When comparing the effects from exercise to that of participants that underwent dietary restriction varied, those who participated in dietary restriction lost a higher percentage of body fat than those who exercised. Another study that investigates the comparison between the two suggests similarly—that although one may benefit from exercise, dietary practices might have a moderate superiority.
However, it’s necessary to consider how diet and exercise affect one another and may optimize results when combined.
Nutritional biochemist Shawn M. Talbott put the concept quite simply. He explained to the Huffington Post that “It is much easier to cut calories than to burn them off.” He recommends that weight loss is 75 percent diet and 25 percent exercise.
This comes back to the connection between the two. To effectively lose fat, one must be in a caloric deficit. Meaning, we buen more calories than we use.
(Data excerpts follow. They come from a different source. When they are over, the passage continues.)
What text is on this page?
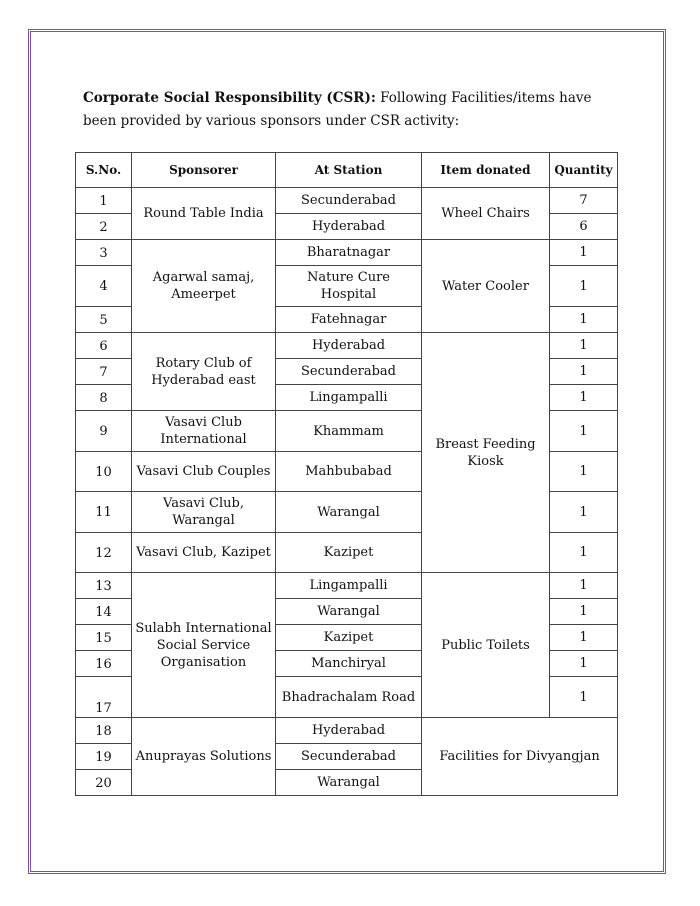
Corporate Social Responsibility (CSR): Following Facilities/items have
been provided by various sponsors under CSR activity:
S.No.	Sponsorer	At Station	Item donated	Quantity
1	Round Table India	Secunderabad	Wheel Chairs	7
2		Hyderabad		6
3	Agarwal samaj, Ameerpet	Bharatnagar	Water Cooler	1
4		Nature Cure Hospital		1
5		Fatehnagar		1
6	Rotary Club of Hyderabad east	Hyderabad	Breast Feeding Kiosk	1
7		Secunderabad		1
8		Lingampalli		1
9	Vasavi Club International	Khammam		1
10	Vasavi Club Couples	Mahbubabad		1
11	Vasavi Club, Warangal	Warangal		1
12	Vasavi Club, Kazipet	Kazipet		1
13	Sulabh International Social Service Organisation	Lingampalli	Public Toilets	1
14		Warangal		1
15		Kazipet		1
16		Manchiryal		1
17		Bhadrachalam Road		1
18	Anuprayas Solutions	Hyderabad	Facilities for Divyangjan	
19		Secunderabad		
20		Warangal		
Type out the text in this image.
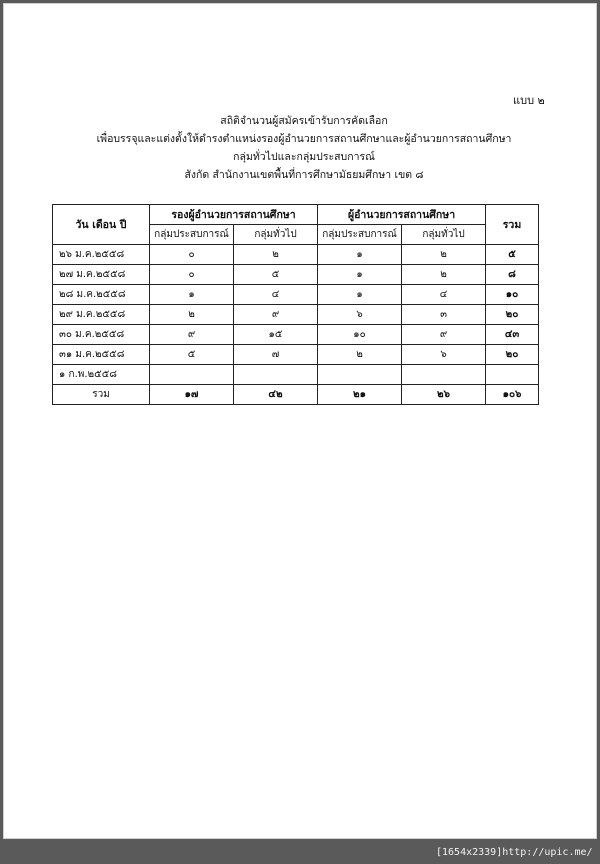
แบบ ๒
สถิติจำนวนผู้สมัครเข้ารับการคัดเลือก
เพื่อบรรจุและแต่งตั้งให้ดำรงตำแหน่งรองผู้อำนวยการสถานศึกษาและผู้อำนวยการสถานศึกษา
กลุ่มทั่วไปและกลุ่มประสบการณ์
สังกัด สำนักงานเขตพื้นที่การศึกษามัธยมศึกษา เขต ๘
วัน เดือน ปี	รองผู้อำนวยการสถานศึกษา		ผู้อำนวยการสถานศึกษา		รวม
	กลุ่มประสบการณ์	กลุ่มทั่วไป	กลุ่มประสบการณ์	กลุ่มทั่วไป	
๒๖ ม.ค.๒๕๕๘	๐	๒	๑	๒	๕
๒๗ ม.ค.๒๕๕๘	๐	๕	๑	๒	๘
๒๘ ม.ค.๒๕๕๘	๑	๔	๑	๔	๑๐
๒๙ ม.ค.๒๕๕๘	๒	๙	๖	๓	๒๐
๓๐ ม.ค.๒๕๕๘	๙	๑๕	๑๐	๙	๔๓
๓๑ ม.ค.๒๕๕๘	๕	๗	๒	๖	๒๐
๑ ก.พ.๒๕๕๘					
รวม	๑๗	๔๒	๒๑	๒๖	๑๐๖
[1654x2339]http://upic.me/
How twe do this varies, which is what causes the confusion about the effectiveness of methods.
A Note from GR8NESS
If your goal is to lose weight, it might be best to consider that between diet and exercise, a diet might be more of a substantial determinant. However, the two in combination work together to help your body to speed metabolism and lose fat. Consult with a physician or dietitian to learn about best practices for your diet.
Keep in mind that science suggests that there is no one diet strategy individuals should refer to. Rather, that our digestive tracts tend to be different from one another, and therefore we may benefit from keeping our food diverse.